La madre se sorprende a sí misma con las palabras, pero cuando encuentra la mirada de su hija, sabe que no había una pregunta mejor. Las emociones en los ojos de la hija se desarrollan, hasta que contienen un fuego de enojo, travesura, rebelión, esperanza.

“Algo”, dice la hija. “¿Me vas a ayudar?” “Claro que sí”. La sonrisa de la madre es amplia y auténtica.

Abuela—

Ahora me siento en el sofá desgastado y siento el calor de la brillante chimenea. Hay un plato de magdalenas a mi lado, pero la mayoría de ellas está desaparecida por las astutas manos pequeñas. Por fin, puedo descansar.

Ahora, veo a mi hija mayor, que más y más se parece a mí con el pasar de los años. Hay arrugas alrededor de su boca que cuentan una historia de sonrisas grandes y conversaciones difíciles. Su pelo encanecido muestra su vida plena de aventura y lucha. Sin embargo, el premio de su vida está sentado en su regazo.

Cuando veo esa pintura, recuerdo que tengo el éxito más grande que existe en el mundo.

Mi nieta tiene casi diez años. Su pelo rubio brilla con la luz trémula del fuego de la chimenea y sus ojos de un castaño cálido muestran el amor total cuando ella mira a su madre.

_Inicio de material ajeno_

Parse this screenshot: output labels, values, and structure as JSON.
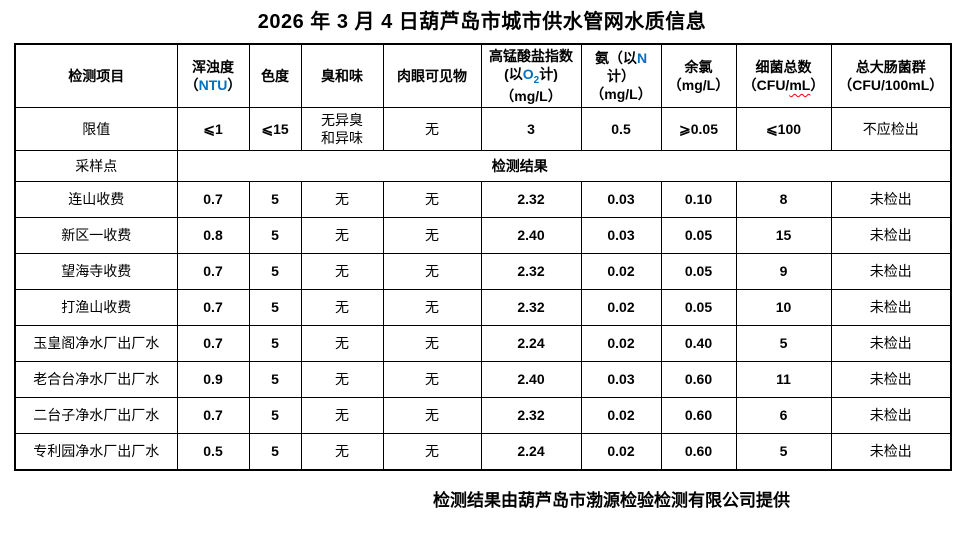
{
  "title": "2026 年 3 月 4 日葫芦岛市城市供水管网水质信息",
  "colors": {
    "accent_blue": "#0070C0",
    "squiggle_red": "#FF0000"
  },
  "table": {
    "header": {
      "item": "检测项目",
      "turbidity_zh": "浑浊度",
      "turbidity_open": "（",
      "turbidity_unit": "NTU",
      "turbidity_close": "）",
      "color": "色度",
      "odor": "臭和味",
      "visible": "肉眼可见物",
      "cod_prefix": "高锰酸盐指数(以",
      "cod_o": "O",
      "cod_sub": "2",
      "cod_suffix": "计)",
      "cod_unit": "（mg/L）",
      "ammonia_prefix": "氨（以",
      "ammonia_n": "N",
      "ammonia_suffix": "计）",
      "ammonia_unit": "（mg/L）",
      "chlorine": "余氯",
      "chlorine_unit": "（mg/L）",
      "bacteria": "细菌总数",
      "bacteria_unit_prefix": "（CFU/",
      "bacteria_unit_ml": "mL",
      "bacteria_unit_close": "）",
      "coliform": "总大肠菌群",
      "coliform_unit": "（CFU/100mL）"
    },
    "limits": {
      "label": "限值",
      "values": [
        "⩽1",
        "⩽15",
        "无异臭\n和异味",
        "无",
        "3",
        "0.5",
        "⩾0.05",
        "⩽100",
        "不应检出"
      ]
    },
    "sample_row": {
      "label": "采样点",
      "result_label": "检测结果"
    },
    "rows": [
      {
        "name": "连山收费",
        "values": [
          "0.7",
          "5",
          "无",
          "无",
          "2.32",
          "0.03",
          "0.10",
          "8",
          "未检出"
        ]
      },
      {
        "name": "新区一收费",
        "values": [
          "0.8",
          "5",
          "无",
          "无",
          "2.40",
          "0.03",
          "0.05",
          "15",
          "未检出"
        ]
      },
      {
        "name": "望海寺收费",
        "values": [
          "0.7",
          "5",
          "无",
          "无",
          "2.32",
          "0.02",
          "0.05",
          "9",
          "未检出"
        ]
      },
      {
        "name": "打渔山收费",
        "values": [
          "0.7",
          "5",
          "无",
          "无",
          "2.32",
          "0.02",
          "0.05",
          "10",
          "未检出"
        ]
      },
      {
        "name": "玉皇阁净水厂出厂水",
        "values": [
          "0.7",
          "5",
          "无",
          "无",
          "2.24",
          "0.02",
          "0.40",
          "5",
          "未检出"
        ]
      },
      {
        "name": "老合台净水厂出厂水",
        "values": [
          "0.9",
          "5",
          "无",
          "无",
          "2.40",
          "0.03",
          "0.60",
          "11",
          "未检出"
        ]
      },
      {
        "name": "二台子净水厂出厂水",
        "values": [
          "0.7",
          "5",
          "无",
          "无",
          "2.32",
          "0.02",
          "0.60",
          "6",
          "未检出"
        ]
      },
      {
        "name": "专利园净水厂出厂水",
        "values": [
          "0.5",
          "5",
          "无",
          "无",
          "2.24",
          "0.02",
          "0.60",
          "5",
          "未检出"
        ]
      }
    ]
  },
  "footer": "检测结果由葫芦岛市渤源检验检测有限公司提供"
}
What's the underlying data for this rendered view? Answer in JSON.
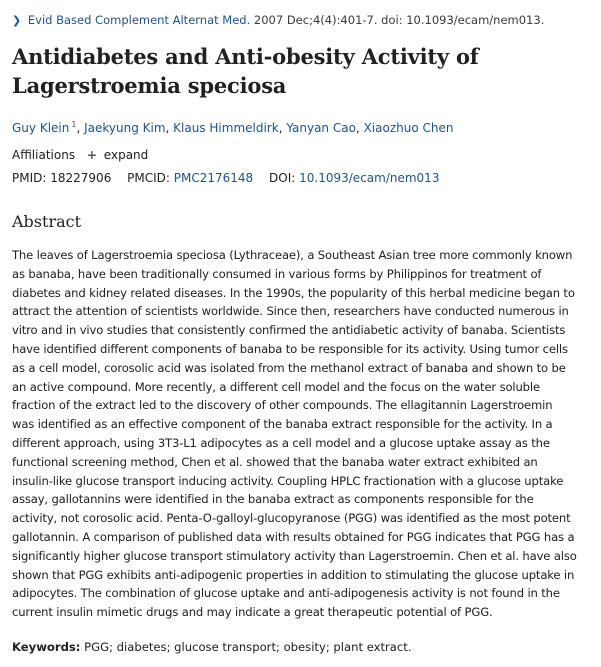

Mi nieta me trae un libro. No es un libro que ya leí, es algo nuevo. La protagonista es una niña que sueña sobre su futuro; un futuro pleno de alegría, éxito e igualdad. Sueña que sería una astronauta o una doctora o una presidente. Era un regalo de mi hija.

Mi nieta dice, “Mi mamá dijo que esta seré yo un día”.

Sé que no es una madre perfecta. En secreto, quería que mis hijas fueran madres porque ellas son amores de mi vida y quería lo mismo para ellas. Sin embargo, mis hijas me enseñaron la importancia de la independencia. Ellas me inspiran cada día con sus luchas, ya sea por la oportunidad de ir a la universidad o por su papel en el trabajo. Ellas también me inspiran con su maternidad. Tienen la fuerza que nunca he tenido. Crían a sus hijas para liderar el mundo.

En la esquina de mi vista, veo a mi nieta jugando con el collar de oro que todavía adorna el cuello envejecido de mi hija mayor. Aún ahora, cada vez que veo la joya de mi madre y mi abuela, recuerdo el momento cuando mi hija me preguntó si sería capaz de hacer lo que quisiera en la vida. Siente como si hubiera pasado hace mucho tiempo. Mi hija sonríe y dulcemente pone el collar al cuello suave y puro de su hija.

Ahora veo a mi nieta perfecta, con esperanza en sus ojos y un sentimiento de inocencia incorrupta en su alma, y por fin estoy completamente segura que ella nunca va a cuestionar su papel en el mundo.